Auto sales in the U.S. were anemic through much of 2008, but the first really cataclysmic month was October, when a credit crisis froze consumer lending. "You can't have an auto industry if you can't borrow money," said Michael DiGiovanni, General Motors' chief sales analyst. "The whole industry is based on credit availability."
The particularly bad news for DiGiovanni was that GM's finance arm, GMAC (51 percent of which is actually owned by Chrysler parent Cerberus), was one of the lenders that was most crippled. GMAC had already largely exited lease underwriting and begun restricting loans to only the most credit-worthy customers (with FICO scores of 700 or better) - shutting out more than half of all applicants.
GMAC's woes have dragged down GM sales recently, but for decades it was a powerful engine of the automaker's success. When GMAC was founded in 1919, its original mission was not to finance retail new-car sales. It was to lend money to dealers so they could purchase cars from GM's factories during slow-selling winter months (those being the days before closed cars were commonplace), which allowed them to build up inventory for the warm-weather selling season. This kept GM's factories humming on a more efficient, year-round cycle.
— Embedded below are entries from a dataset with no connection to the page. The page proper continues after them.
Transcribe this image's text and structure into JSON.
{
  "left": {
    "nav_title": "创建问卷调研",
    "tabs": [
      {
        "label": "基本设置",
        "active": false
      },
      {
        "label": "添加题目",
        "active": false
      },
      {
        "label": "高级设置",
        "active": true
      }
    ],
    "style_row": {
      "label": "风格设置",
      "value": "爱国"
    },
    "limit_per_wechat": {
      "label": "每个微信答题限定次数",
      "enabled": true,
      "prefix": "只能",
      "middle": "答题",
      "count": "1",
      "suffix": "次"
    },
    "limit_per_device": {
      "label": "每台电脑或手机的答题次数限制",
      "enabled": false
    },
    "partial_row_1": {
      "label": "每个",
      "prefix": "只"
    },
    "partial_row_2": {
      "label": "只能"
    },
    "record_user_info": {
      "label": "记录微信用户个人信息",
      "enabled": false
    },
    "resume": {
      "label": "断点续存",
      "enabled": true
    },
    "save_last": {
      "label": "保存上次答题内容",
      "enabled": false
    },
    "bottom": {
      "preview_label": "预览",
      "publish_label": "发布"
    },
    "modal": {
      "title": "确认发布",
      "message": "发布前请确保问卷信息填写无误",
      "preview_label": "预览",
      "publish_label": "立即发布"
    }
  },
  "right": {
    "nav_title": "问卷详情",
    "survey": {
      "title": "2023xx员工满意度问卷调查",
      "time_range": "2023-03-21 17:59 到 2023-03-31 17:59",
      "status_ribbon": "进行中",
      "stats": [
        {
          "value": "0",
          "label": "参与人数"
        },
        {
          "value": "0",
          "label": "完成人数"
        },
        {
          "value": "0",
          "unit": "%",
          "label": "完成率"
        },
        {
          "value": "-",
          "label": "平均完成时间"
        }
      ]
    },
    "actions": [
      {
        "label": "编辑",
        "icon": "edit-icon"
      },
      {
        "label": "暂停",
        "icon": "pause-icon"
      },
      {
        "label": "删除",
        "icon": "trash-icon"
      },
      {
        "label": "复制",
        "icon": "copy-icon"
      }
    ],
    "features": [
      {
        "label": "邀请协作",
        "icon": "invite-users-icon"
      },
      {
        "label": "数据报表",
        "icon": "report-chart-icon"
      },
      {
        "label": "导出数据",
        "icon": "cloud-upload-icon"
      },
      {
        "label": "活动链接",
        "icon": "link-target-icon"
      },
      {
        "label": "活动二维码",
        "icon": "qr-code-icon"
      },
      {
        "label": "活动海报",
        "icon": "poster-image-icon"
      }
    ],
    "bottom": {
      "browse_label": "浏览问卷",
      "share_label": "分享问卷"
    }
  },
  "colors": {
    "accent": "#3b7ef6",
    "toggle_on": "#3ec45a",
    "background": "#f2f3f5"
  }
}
Soon, though, GMAC expanded its purview to include financing new-car purchases for consumers. But in those early days (the Roaring Twenties), customers first had to be convinced that borrowing for a new car - or buying it "on time," to use the vernacular of the day - was a good idea.
Odd as it sounds today, back then thrift was seen as a virtue, and debt was something to be avoided. Carmakers, joined by other consumer-goods manufacturers (furniture, sewing machines, pianos), sold the notion of installment plans as wise, convenient, and modern. Once consumer perception began to change, it opened the floodgates to increased sales. Determining how much car one could buy was no longer a question of how much cash you had on hand, but how much you could afford per month.
Before then, the average American family would have to save for five years to purchase a new car, which is why Ford's ultra-low-priced Model T was such a huge success. Henry Ford, though, disapproved of installment purchasing (although his dealers were happy to arrange financing for customers), and instead Ford in 1923 launched the Ford Weekly Purchasing Plan. But this was essentially just a savings account, in which customers could deposit as little as $5 a week in an attempt to save up for the purchase of a new Ford. The Plan flopped, and Ford wouldn't launch its own captive finance arm until 1959. Chrysler followed in the 1960s. Meanwhile, by 1925 GMAC was writing almost half of all auto loans, and it helped General Motors power past Ford in sales and gain its dominant position in the automotive marketplace.
Today, just over half of all new vehicles are financed and a further 20 percent are leased; only 27 percent are bought outright with cash. It's no wonder that a disruption in the credit market can so devastate auto sales. In America, saving for a big-ticket purchase is an idea as old-fashioned as cranking up a Victrola to hear some music. Credit isn't just the lifeblood of the auto business, it's the lifeblood of the entire economy.